Hey Daniel,
2012/5/26 Daniel Bankston <daniel.dev.libreoffice@gmail.com>:
Hi, Kohei and Markus,
I pushed my changes to ScXMLTableRowCellContext::DoMerge() where I have
removed the ScDocFunc layer and simplified the whole method in general.
Great. I will have a look at it on Tuesday.
As I mentioned to Kohei at some point, when I was originally removing the
UNO calls from the code, I was trying not to question the logic too much and
just focus on direct conversion to equivalent Sc calls. I went back through
the ScXMLTableRowCellContext merge methods closely following what occurs in
the code and thinking about what is actually trying to be accomplished.
It seems that the only thing that is actually needed here during import is a
call to ScDocument::DoMerge(). As far as I could tell, everything else was
unnecessary in the ScDocFunc layer. Also,
ScXMLTableRowCellContext::IsMerged() and the unmerge portion of
ScXMLTableRowCellContext::DoMerge() that existed before this latest commit
seem to have no purpose during import. Whether a cell is merged or not is
decided before ScXMLTableRowCellContext::DoMerge() is called (member
bIsMerged), otherwise it wouldn't be called. And unmerging a cell on import
doesn't make sense, right?
I'm not 100% sure about that. If I recall correctly we need to unmerge
cells before we can merge bigger areas.
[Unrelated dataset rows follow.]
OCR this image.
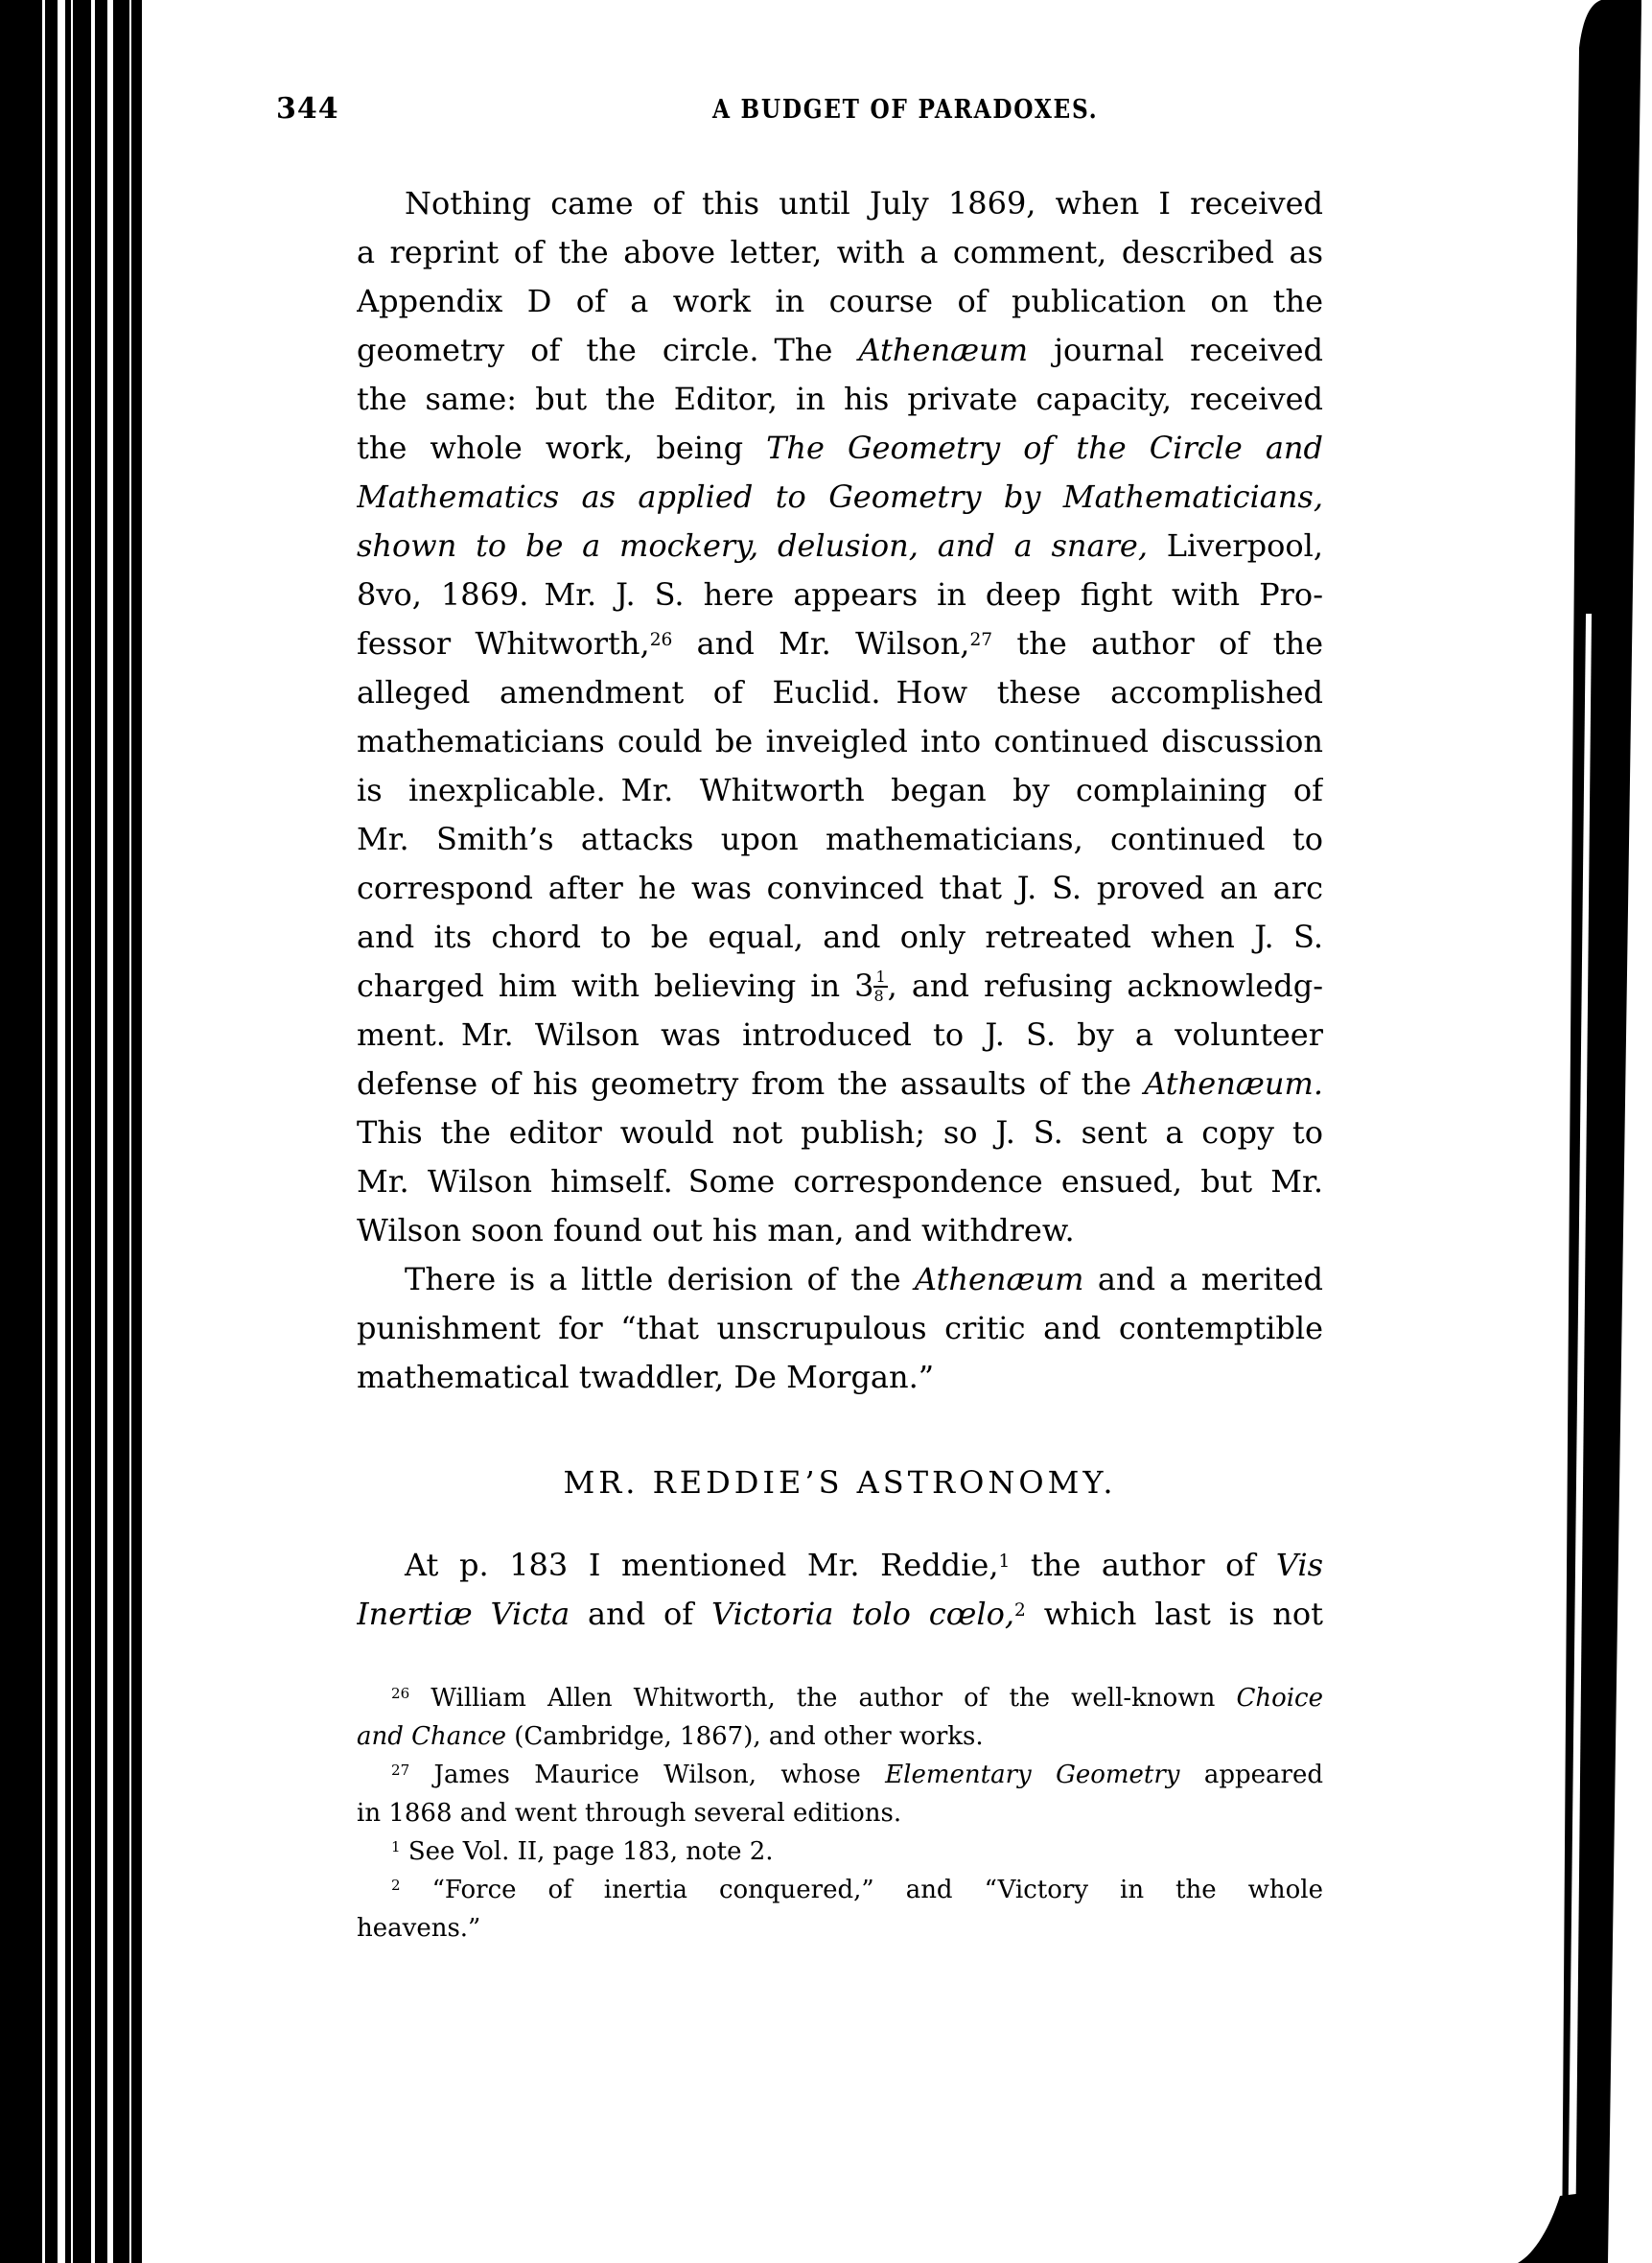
344	A BUDGET OF PARADOXES.
Nothing came of this until July 1869, when I received
a reprint of the above letter, with a comment, described as
Appendix D of a work in course of publication on the
geometry of the circle. The Athenæum journal received
the same: but the Editor, in his private capacity, received
the whole work, being The Geometry of the Circle and
Mathematics as applied to Geometry by Mathematicians,
shown to be a mockery, delusion, and a snare, Liverpool,
8vo, 1869. Mr. J. S. here appears in deep fight with Pro-
fessor Whitworth,$^{26}$ and Mr. Wilson,$^{27}$ the author of the
alleged amendment of Euclid. How these accomplished
mathematicians could be inveigled into continued discussion
is inexplicable. Mr. Whitworth began by complaining of
Mr. Smith’s attacks upon mathematicians, continued to
correspond after he was convinced that J. S. proved an arc
and its chord to be equal, and only retreated when J. S.
charged him with believing in $3 \frac{1}{8}$ , and refusing acknowledg-
ment. Mr. Wilson was introduced to J. S. by a volunteer
defense of his geometry from the assaults of the Athenæum.
This the editor would not publish; so J. S. sent a copy to
Mr. Wilson himself. Some correspondence ensued, but Mr.
Wilson soon found out his man, and withdrew.
There is a little derision of the Athenæum and a merited
punishment for “that unscrupulous critic and contemptible
mathematical twaddler, De Morgan.”
MR. REDDIE’S ASTRONOMY.
At p. 183 I mentioned Mr. Reddie,$^1$ the author of Vis
Inertiæ Victa and of Victoria tolo cœlo,$^2$ which last is not
$^{26}$ William Allen Whitworth, the author of the well-known Choice
and Chance (Cambridge, 1867), and other works.
$^{27}$ James Maurice Wilson, whose Elementary Geometry appeared
in 1868 and went through several editions.
$^1$ See Vol. II, page 183, note 2.
$^2$ “Force of inertia conquered,” and “Victory in the whole
heavens.”
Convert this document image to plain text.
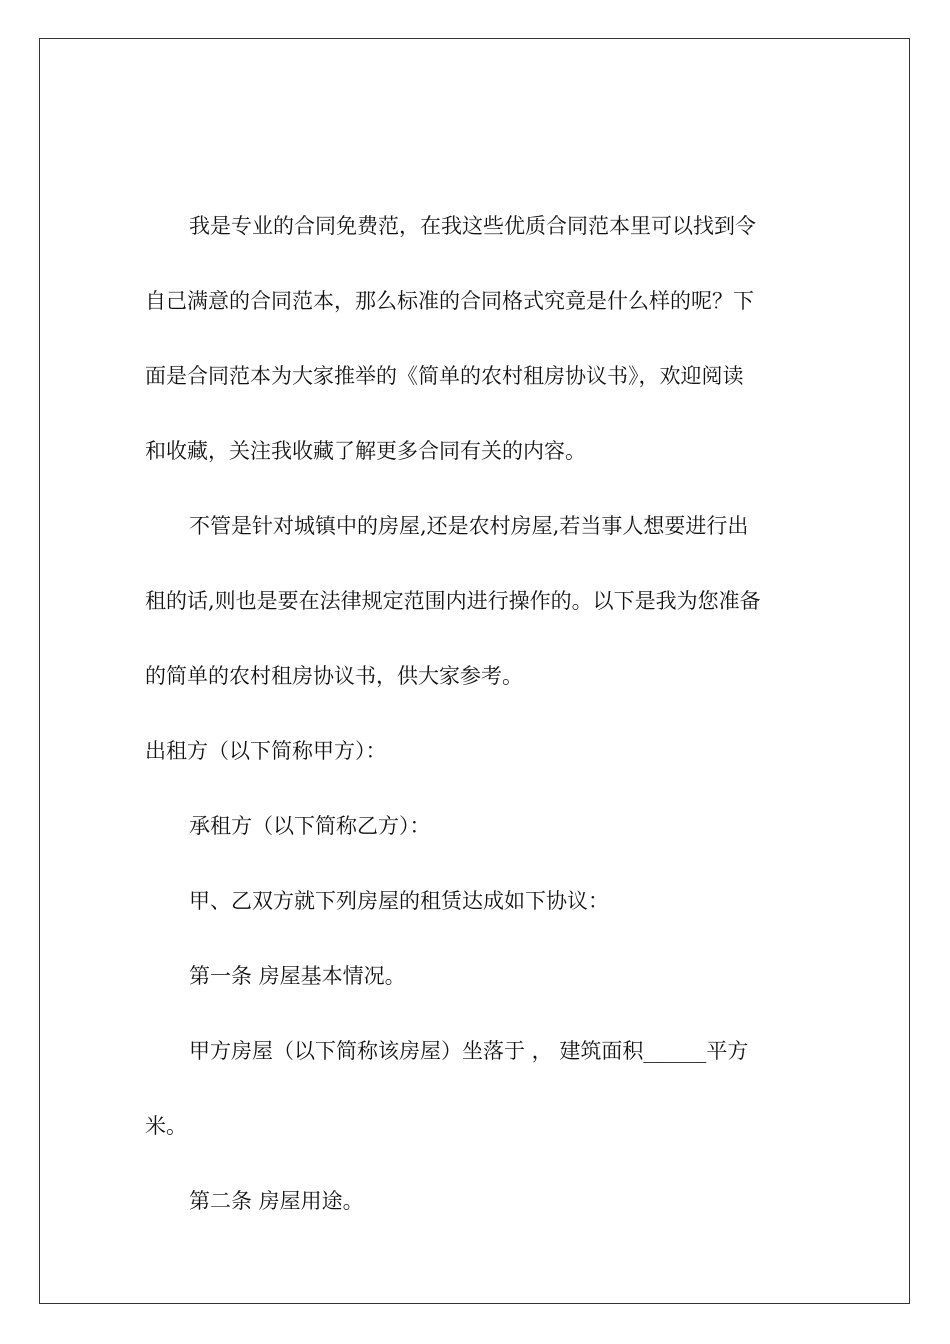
我是专业的合同免费范，在我这些优质合同范本里可以找到令

自己满意的合同范本，那么标准的合同格式究竟是什么样的呢？下

面是合同范本为大家推举的《简单的农村租房协议书》，欢迎阅读

和收藏，关注我收藏了解更多合同有关的内容。

不管是针对城镇中的房屋,还是农村房屋,若当事人想要进行出

租的话,则也是要在法律规定范围内进行操作的。以下是我为您准备

的简单的农村租房协议书，供大家参考。

出租方（以下简称甲方）：

承租方（以下简称乙方）：

甲、乙双方就下列房屋的租赁达成如下协议：

第一条 房屋基本情况。

甲方房屋（以下简称该房屋）坐落于 ， 建筑面积______平方

米。

第二条 房屋用途。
But without having a closer
look at the code I can only speculate that it is for this.
After these changes, I can still successfully compile and pass sc unit
tests. Also, when I manually run calc and open a spreadsheet with merged
cells, I see that the file is imported correctly.
That our tests pass doe not mean much. It is always a good diea to
check if one of the featurres that you convert is covered by our
import tests. and even if it is it has often just some basic test
cases like in the merge case. In such cases it would be great if you
could add some more test cases especially for the corner cases you saw
in the code.
Can you see anything that I might have missed or incorrectly removed?
No. From what you say it seems all reasonable.